This November, I’m going to be attempting to fully complete Nancy Stohlman’s FLASHNANO, a monthlong challenge to write a piece of flash fiction every day of the month. This is sort of an alternative approach to NaNoWriMo, which challenges people to turn out a 50,000+ word novel during the month of November.
I’m already pretty busy with writing and basically never write fiction, so this will be a challenge and a stretch, but a challenge and a stretch that I believe I will benefit from.
I can’t claim to expect any of it to be any good, but it’s something that I am confident will help me improve as a writer, and hopefully should be pretty fun, at least some of the time.
And with that, Day 1:
Prompt: Write a story that takes place in the dark
She smelled like soap and her the sweet-smelling perfume he remembered, the aroma now seeming slightly juvenile for her age, but still fit her spirit.
Everyone in the party was in their thirties, but it had somehow morphed into something targeted at resurrecting all the awkwardness and mortification of junior high school, the justifiable embarrassment of it all held at bay with alcohol.
They played spin the bottle. Truth or dare. And now, seven minutes in heaven.
They had been in this situation before, twenty years back in time. They had both been too nervous to manage anything more than a fumbling, dry kiss on chapped lips back then, their physical proximity forced by being in Mindy’s dad’s coat closet, which was still full of coats.
Now it was the walk-in closet in Mindy’s new condo, so there was more space, at least. Even so, the atmosphere was just as overstuffed with the clumsy residual attraction of leftover adolescent crushes, now with a couple of decades worth of self-awareness somehow amplifying the adolescent awkwardness such that it transcended space and time to fill both of them with equal parts butterflies and regret.
In the intervening years, they’d both married and divorced and found themselves again drifting, when most of their friends seemed to consider the shape and course of their lives more or less a settled matter.
They laid silently on the floor, side by side and staring straight up into the featureless darkness, the new carpet springy and itchy under their bare arms and legs. It was hot outside, but the central air made the walk-in closet more like a walk-in freezer.
And who air-conditions a closet? Mindy, apparently.
He cleared his throat to speak, but had nothing to say. She slid her hand over and grasped his gently, warmly. He’d held that hand before, in what seemed like a different lifetime, enough so that it could have been someone else’s memory.

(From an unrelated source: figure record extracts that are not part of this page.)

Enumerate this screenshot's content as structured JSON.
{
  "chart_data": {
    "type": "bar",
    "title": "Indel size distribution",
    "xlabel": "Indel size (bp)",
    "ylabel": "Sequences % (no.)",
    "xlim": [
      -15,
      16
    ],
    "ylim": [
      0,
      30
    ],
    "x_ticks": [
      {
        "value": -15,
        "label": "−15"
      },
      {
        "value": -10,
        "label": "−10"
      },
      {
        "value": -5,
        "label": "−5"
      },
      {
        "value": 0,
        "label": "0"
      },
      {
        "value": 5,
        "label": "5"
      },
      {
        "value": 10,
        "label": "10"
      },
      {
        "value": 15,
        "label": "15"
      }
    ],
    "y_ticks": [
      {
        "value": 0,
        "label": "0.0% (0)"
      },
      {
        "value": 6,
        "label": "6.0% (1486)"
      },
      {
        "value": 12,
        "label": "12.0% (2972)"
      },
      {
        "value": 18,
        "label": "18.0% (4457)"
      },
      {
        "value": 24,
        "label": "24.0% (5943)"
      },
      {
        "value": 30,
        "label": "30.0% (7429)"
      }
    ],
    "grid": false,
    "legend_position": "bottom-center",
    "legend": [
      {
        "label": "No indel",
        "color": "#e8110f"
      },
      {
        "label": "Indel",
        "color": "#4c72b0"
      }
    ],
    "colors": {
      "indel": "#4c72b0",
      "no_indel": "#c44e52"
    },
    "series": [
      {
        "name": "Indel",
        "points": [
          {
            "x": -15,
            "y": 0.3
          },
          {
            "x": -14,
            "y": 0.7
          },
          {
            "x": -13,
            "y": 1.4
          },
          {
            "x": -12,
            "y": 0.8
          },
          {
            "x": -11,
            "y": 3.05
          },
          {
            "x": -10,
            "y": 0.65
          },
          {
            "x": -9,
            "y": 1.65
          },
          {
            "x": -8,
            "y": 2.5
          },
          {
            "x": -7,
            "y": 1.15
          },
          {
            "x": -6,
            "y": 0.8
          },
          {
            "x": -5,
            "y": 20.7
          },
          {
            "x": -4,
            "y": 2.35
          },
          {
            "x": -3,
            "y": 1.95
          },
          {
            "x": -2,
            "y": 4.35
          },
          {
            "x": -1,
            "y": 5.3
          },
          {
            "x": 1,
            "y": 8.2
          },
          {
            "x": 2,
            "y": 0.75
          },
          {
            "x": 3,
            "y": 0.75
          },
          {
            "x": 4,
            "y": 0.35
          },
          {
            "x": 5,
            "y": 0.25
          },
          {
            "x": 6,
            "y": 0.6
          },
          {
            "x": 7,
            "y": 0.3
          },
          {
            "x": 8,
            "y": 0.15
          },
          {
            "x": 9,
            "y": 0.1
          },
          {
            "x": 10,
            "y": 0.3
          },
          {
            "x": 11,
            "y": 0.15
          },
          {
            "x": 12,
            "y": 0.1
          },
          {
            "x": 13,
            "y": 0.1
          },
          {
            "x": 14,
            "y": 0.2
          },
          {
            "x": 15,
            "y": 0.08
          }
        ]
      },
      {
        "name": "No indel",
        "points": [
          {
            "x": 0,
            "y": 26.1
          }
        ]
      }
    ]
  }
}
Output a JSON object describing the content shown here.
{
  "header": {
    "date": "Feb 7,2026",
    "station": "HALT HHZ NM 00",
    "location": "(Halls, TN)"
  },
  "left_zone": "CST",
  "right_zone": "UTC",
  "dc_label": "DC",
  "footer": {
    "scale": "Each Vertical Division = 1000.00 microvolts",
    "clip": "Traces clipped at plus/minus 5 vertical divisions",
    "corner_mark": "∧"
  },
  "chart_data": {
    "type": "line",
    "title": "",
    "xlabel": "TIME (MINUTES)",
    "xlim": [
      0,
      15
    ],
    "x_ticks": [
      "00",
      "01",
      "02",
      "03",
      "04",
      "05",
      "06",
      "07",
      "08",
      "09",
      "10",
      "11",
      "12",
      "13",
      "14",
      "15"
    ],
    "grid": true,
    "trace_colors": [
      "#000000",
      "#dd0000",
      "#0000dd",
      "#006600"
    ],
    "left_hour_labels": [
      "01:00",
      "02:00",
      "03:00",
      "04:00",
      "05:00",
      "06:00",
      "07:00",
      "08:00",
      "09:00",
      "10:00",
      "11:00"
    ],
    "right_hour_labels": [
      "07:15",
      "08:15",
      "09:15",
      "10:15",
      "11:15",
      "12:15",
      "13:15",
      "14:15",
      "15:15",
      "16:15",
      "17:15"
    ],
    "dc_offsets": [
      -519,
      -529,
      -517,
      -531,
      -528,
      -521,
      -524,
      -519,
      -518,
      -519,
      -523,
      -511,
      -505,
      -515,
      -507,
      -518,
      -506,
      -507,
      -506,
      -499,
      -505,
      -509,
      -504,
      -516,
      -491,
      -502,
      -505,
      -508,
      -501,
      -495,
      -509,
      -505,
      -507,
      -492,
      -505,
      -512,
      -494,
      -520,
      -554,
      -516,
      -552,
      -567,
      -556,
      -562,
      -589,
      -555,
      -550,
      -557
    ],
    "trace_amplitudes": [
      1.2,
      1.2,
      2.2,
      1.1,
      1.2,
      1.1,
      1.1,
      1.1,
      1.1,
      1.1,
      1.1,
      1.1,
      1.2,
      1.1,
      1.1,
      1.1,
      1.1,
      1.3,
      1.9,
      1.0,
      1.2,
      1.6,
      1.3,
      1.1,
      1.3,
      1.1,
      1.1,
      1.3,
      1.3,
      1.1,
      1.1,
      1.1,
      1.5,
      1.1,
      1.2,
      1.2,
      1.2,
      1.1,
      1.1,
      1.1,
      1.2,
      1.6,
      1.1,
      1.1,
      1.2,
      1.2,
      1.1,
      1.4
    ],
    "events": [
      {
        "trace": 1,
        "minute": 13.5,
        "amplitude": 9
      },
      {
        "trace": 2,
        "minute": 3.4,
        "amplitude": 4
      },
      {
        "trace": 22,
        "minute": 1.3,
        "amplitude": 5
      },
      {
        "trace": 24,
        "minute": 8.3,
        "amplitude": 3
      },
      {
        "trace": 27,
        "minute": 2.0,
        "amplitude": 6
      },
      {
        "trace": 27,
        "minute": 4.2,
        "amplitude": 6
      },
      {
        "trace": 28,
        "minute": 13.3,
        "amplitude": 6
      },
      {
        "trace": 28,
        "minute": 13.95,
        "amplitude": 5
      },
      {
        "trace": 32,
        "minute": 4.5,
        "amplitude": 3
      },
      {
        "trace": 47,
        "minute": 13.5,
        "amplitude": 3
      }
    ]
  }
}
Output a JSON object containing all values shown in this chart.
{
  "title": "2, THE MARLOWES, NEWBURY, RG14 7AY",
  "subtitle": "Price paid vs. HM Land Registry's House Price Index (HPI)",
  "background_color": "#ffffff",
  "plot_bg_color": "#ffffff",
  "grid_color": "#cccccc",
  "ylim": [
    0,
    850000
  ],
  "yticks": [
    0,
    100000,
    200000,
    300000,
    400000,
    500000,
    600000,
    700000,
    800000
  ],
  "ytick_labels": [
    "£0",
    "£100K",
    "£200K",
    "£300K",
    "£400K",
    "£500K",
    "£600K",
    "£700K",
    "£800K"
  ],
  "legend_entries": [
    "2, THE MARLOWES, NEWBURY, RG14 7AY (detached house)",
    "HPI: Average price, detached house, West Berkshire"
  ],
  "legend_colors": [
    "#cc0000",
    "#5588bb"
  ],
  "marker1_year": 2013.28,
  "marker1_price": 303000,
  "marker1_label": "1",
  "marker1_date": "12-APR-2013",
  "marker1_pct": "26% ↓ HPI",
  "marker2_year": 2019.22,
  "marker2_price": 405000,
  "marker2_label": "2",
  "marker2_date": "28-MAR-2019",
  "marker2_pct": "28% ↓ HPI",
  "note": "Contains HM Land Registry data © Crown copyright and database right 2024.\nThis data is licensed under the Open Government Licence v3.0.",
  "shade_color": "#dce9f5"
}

Her hand seemed surprisingly small, until he remembered that the last time he had held it, he’d been more than 30cm shorter and built like a faint pencil drawing of a twig.
She spoke, suddenly.
“I think they forgot about us in here. It’s been a while, hasn’t it?”
“Yeah, I think you’re right. Maybe it’s OK, though. It’s quiet in here. It’s nicer than out there. They never stop talking, do they?”
“Not really, no.”
More quiet. She squeezed his hand.
He didn’t know what to say next, but spoke anyway.
“That party. In eighth grade. I’d never kissed anyone before that.”
“I hadn’t either. Oh god, we were so fucking awkward then.”
“I’m glad that’s all resolved now, aren’t you? The awkwardness. We’re doing so much better now.”
They laughed together and sighed, the tension dissipating. For a little while, they just held hands there, quietly in the darkness.
She rolled over on her side and came close. Eyes open, but unable to see each other, she tried to kiss him and missed, her lips landing on his left cheekbone, just below his eye.
More laughter, briefly, before the second attempt hit its mark. The sort of kiss both of them had hoped for back then but could not achieve, lacking both the courage to go for it and the necessary experience to know what to do.
There are advantages to getting older.
She laid partially across his torso, head on his chest, the top of her head just under his chin. They held each other, contentedly, enjoying both the physical warmth and the human contact that both had gone so long without.
“Let’s just say like this for a while.”
And they did, happily forgotten by the party continuing on without them downstairs.